Pledging that his administration plans to embark on an “aggressive” infrastructure development programme featuring public-private partnerships (PPPs), involving private sector developers and capital, Mr Davis added: “As we plan and strategise, fellow delegates, we must not allow weighty political considerations to become a stumbling block to progress and growth to the detriment of our people and their livelihoods.”

Dionisio D’Aguilar, former minister of tourism under the Minnis administration, previously admitted that the then-government had a “difficult mountain to climb” to persuade Club Med to re-open before 2022 due to San Salvador’s limited airlift and healthcare capacity.

“It’s devastating for the economy of San Salvador for it to be that long,” Mr D’Aguilar said of the two-year closure that is set to end this October. “That’s a very special situation given the fact the whole property’s focus is on the European market. It’s a bit different. Most of our Family Island properties are very American-centric, and it’s so much easier and closer to come up with a ‘Plan B’.
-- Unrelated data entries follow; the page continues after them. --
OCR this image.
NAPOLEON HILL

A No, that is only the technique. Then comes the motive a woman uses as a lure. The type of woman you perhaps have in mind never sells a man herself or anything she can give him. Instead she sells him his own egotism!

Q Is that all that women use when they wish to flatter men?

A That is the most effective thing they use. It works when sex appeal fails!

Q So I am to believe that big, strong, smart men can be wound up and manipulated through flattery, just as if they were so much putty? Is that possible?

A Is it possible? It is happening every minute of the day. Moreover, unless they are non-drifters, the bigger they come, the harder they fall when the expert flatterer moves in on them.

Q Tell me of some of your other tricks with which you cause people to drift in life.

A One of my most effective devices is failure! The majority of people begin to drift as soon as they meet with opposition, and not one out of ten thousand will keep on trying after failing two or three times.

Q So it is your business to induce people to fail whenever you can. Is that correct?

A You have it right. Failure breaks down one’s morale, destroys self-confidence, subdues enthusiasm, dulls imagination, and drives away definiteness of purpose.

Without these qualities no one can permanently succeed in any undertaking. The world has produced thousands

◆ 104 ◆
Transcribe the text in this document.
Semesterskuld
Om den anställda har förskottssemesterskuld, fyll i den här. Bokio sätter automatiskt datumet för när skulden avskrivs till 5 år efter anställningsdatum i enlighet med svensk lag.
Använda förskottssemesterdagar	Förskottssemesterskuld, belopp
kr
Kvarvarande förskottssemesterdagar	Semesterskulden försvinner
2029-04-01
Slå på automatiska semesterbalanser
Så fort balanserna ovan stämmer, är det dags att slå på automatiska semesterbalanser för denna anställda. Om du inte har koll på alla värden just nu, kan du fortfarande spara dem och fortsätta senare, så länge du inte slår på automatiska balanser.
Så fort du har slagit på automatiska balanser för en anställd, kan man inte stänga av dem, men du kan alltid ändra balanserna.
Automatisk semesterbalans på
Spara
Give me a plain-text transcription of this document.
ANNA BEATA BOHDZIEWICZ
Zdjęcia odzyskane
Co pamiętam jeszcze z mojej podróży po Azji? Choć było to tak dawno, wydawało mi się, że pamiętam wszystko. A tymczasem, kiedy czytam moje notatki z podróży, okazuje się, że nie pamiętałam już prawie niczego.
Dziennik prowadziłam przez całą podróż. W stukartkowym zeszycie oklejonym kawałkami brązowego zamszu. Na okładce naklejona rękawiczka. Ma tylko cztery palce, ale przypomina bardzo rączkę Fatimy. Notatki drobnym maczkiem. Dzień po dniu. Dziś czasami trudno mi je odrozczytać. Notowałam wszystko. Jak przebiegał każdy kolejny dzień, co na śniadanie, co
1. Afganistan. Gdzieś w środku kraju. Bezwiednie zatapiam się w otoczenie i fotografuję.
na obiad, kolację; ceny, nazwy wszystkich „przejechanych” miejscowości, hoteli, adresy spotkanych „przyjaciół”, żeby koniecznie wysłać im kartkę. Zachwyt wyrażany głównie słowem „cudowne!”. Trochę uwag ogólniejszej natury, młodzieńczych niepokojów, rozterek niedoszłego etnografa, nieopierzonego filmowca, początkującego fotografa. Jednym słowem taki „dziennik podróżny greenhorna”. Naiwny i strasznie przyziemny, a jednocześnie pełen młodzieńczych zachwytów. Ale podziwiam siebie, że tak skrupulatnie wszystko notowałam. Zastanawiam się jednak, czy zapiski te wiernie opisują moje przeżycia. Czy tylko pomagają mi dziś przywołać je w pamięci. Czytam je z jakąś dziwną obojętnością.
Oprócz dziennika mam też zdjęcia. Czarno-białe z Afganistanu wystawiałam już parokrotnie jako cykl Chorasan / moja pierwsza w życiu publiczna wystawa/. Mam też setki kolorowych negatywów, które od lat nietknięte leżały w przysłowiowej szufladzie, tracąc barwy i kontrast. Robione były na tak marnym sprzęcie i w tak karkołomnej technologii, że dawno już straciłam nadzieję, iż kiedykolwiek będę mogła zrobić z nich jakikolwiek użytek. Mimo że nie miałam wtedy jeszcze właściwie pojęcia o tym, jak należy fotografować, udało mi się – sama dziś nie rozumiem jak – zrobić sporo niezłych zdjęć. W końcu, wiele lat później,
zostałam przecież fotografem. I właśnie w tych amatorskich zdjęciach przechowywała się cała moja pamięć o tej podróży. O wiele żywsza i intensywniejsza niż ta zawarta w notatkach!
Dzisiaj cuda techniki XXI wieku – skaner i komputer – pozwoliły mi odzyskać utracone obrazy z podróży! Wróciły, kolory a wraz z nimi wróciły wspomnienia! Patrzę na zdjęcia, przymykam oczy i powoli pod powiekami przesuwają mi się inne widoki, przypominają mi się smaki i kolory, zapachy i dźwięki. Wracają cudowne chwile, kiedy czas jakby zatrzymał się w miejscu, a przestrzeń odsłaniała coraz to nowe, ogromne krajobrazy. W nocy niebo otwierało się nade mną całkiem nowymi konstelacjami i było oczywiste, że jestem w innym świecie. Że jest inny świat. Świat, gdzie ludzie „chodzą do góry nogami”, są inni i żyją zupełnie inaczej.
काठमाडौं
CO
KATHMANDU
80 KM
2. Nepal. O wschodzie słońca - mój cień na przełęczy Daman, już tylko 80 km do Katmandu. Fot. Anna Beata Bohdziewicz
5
“If you’re an American in the Out Islands it’s much easier to get home if you fall sick even though it has to be by private plane. Most people if they’re ill want to go back home, but if you’re coming from France and Italy, which is the greatest source of visitors to Club Med, it’s a long way away. You can’t put them on a commercial plane, and you can’t put them in our healthcare system as challenged as it is.”

Mr D’Aguilar confirmed that the main fears behind Club Med’s decision were the inability of San Salvador’s healthcare facilities to cope with a major COVID-19 outbreak, which was “compounded with the lack of international airlift” given that the resort operated just one flight per week in and out of the island from France.

“That was not considered sufficient,” he added. “They’re working their way through all the resorts in terms of what are the safest locations to open, given that there are not sufficient healthcare facilities on the island, given that there was no robust trans-Atlantic or international airlift, it reached that point where it ranked low in all their resorts in terms of opening.

“There wasn’t much the Government of The Bahamas could have done in terms of removing those significant obstacles. They [Club Med] would wish for a scenario where COVID-19 is mitigated substantially, receded substantially or a vaccine is in place, would be my guess, before they go to a small remote location.”